Résolution historique du différend entre air Sénégal et carlyle sur les avions A319 et A321
Le bras de fer judiciaire opposant la compagnie aérienne nationale Air Sénégal au géant américain Carlyle, spécialisé dans la location d’aéronefs, a connu un dénouement inattendu. Après des mois de tensions autour de la fin prématurée d’un contrat portant sur quatre appareils, les deux parties ont choisi de privilégier une issue négociée plutôt qu’une confrontation prolongée devant les tribunaux.
Cette résolution, scellée à Dakar, marque un tournant dans ce dossier complexe. Le Directeur général d’Air Sénégal, Tidiane Ndiaye, a obtenu la clôture définitive de la procédure en cours devant le Tribunal de commerce hors classe de la capitale sénégalaise. Un protocole d’accord, finalisé entre les protagonistes, a permis de mettre un terme aux hostilités juridiques.

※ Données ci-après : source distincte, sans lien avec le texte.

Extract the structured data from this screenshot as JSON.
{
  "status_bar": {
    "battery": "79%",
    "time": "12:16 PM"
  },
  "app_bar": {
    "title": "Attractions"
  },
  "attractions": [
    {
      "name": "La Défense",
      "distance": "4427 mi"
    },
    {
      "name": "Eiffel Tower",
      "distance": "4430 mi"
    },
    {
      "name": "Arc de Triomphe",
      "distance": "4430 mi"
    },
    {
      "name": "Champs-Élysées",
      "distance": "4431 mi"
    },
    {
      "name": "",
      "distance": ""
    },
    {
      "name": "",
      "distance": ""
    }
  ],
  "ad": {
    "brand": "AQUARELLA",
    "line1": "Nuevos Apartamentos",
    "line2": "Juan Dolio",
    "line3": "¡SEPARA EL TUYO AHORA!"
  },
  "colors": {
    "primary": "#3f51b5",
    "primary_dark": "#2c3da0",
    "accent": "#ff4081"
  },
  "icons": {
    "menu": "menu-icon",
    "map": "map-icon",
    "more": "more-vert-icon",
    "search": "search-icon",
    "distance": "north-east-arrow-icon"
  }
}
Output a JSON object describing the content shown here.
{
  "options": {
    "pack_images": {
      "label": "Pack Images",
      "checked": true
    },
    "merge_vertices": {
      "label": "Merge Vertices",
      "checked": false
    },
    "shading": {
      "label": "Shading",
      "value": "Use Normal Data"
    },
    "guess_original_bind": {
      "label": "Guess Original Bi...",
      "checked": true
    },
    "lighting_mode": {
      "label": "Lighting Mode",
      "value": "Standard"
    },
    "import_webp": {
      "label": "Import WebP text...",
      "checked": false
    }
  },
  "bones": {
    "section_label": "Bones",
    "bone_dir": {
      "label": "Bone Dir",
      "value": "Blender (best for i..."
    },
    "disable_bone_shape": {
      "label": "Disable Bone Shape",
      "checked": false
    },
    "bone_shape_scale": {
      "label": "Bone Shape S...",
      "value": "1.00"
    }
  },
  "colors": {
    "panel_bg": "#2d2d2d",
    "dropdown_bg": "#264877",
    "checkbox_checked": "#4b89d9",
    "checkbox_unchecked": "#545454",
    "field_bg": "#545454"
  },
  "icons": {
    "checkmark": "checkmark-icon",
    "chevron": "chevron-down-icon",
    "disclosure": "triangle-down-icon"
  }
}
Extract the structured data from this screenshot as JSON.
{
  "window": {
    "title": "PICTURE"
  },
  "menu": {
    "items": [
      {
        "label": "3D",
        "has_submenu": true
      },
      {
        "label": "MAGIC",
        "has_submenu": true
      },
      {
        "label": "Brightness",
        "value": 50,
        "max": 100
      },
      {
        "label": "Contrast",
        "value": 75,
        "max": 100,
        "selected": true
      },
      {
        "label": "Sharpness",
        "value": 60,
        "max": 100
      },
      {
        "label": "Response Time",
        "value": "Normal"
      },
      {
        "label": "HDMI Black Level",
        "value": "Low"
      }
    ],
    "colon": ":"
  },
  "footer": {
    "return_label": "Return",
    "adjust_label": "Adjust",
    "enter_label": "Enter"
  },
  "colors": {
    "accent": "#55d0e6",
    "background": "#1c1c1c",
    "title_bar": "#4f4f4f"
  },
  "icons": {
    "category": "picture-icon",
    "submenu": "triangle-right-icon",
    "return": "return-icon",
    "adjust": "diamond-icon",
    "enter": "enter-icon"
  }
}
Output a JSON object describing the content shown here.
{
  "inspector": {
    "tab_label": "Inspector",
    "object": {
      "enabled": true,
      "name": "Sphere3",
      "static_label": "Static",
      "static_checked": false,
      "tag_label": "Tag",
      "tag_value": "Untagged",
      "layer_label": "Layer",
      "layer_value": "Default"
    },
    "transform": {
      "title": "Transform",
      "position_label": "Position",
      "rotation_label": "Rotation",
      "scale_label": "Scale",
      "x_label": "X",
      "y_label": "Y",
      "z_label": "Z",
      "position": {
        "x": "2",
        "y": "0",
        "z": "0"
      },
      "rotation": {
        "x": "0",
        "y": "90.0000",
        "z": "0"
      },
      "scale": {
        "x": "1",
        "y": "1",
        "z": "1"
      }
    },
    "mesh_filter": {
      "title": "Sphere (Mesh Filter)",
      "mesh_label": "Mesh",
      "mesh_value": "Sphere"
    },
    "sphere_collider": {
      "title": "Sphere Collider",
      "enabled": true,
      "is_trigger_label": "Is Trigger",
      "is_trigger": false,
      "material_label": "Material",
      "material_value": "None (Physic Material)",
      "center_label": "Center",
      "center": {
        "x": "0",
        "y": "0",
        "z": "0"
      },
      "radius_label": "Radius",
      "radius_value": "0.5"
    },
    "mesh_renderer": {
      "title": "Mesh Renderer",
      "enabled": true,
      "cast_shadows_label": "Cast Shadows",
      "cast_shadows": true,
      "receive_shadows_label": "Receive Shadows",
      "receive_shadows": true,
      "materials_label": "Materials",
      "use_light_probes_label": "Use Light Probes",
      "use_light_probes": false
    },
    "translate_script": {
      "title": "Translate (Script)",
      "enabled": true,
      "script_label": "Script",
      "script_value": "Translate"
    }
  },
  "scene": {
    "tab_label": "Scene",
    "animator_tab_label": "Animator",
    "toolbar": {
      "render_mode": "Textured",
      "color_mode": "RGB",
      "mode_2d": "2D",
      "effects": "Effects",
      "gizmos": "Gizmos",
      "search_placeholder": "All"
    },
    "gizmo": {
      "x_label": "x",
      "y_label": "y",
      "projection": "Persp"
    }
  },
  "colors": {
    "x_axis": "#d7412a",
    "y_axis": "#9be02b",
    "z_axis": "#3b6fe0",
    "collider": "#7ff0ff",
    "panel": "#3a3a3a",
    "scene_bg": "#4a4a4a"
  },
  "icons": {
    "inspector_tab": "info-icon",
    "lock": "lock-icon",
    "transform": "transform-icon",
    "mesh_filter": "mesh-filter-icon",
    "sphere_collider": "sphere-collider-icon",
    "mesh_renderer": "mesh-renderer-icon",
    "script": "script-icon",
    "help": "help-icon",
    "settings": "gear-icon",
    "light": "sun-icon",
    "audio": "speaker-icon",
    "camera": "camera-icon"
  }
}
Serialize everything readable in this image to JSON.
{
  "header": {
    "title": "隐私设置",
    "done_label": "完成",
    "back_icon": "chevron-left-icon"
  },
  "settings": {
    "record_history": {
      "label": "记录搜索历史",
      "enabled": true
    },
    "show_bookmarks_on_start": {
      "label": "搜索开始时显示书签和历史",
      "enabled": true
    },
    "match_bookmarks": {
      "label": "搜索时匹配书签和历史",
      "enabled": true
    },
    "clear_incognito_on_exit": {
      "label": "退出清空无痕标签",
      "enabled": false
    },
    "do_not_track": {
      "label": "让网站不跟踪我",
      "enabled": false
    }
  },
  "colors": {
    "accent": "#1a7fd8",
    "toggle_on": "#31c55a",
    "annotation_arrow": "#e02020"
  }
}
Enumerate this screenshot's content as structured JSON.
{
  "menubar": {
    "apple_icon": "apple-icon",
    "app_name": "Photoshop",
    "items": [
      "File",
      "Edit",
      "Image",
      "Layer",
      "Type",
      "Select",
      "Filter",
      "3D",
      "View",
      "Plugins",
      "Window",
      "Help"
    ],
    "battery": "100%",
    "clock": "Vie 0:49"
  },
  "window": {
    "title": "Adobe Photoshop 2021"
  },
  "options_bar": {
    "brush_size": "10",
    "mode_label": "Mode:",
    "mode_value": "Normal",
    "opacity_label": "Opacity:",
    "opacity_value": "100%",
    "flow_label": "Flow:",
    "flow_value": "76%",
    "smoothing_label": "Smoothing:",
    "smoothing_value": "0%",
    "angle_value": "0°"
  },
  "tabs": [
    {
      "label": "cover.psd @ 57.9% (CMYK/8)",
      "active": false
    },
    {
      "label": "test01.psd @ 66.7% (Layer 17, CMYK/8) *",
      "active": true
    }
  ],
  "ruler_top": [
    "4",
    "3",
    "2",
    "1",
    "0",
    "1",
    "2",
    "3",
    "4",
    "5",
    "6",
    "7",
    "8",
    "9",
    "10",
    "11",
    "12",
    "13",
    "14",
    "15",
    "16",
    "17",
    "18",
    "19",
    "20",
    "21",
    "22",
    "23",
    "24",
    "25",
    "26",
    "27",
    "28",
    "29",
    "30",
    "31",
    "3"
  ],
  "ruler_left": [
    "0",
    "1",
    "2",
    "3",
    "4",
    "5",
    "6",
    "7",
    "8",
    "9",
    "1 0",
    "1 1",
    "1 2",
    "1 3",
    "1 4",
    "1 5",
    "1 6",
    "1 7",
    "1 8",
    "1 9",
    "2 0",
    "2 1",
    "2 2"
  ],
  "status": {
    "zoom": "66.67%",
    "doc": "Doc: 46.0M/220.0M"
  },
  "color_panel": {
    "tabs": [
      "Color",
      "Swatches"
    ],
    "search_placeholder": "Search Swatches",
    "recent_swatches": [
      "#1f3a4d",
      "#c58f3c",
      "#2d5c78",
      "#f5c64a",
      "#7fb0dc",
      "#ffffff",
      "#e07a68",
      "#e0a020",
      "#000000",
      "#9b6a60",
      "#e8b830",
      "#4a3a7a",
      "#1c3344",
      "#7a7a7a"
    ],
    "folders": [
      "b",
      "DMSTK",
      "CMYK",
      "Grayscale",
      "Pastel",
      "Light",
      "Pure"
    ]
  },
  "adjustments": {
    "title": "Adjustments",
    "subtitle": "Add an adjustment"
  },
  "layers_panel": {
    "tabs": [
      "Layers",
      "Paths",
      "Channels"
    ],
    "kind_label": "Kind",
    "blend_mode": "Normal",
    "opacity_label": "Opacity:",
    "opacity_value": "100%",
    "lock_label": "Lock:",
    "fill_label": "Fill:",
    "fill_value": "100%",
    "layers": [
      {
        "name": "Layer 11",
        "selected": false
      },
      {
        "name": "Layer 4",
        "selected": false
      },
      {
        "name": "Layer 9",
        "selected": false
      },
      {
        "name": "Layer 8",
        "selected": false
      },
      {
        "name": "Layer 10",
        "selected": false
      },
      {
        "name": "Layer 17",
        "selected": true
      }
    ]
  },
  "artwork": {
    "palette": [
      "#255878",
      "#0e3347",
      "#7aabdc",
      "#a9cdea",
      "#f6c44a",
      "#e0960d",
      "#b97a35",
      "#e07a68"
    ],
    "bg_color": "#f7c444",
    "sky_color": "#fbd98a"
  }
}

Les répercussions de cet arrangement ne se limitent pas au Sénégal. Carlyle a indiqué son intention de retirer la plainte qu’il avait déposée devant les tribunaux de New York, ouvrant ainsi la voie à une résolution complète du litige. Cette décision intervient après la signature d’un accord historique le 4 mai 2026, entre Air Sénégal et les propriétaires des avions, suivi de son homologation par le tribunal le 25 juin 2026.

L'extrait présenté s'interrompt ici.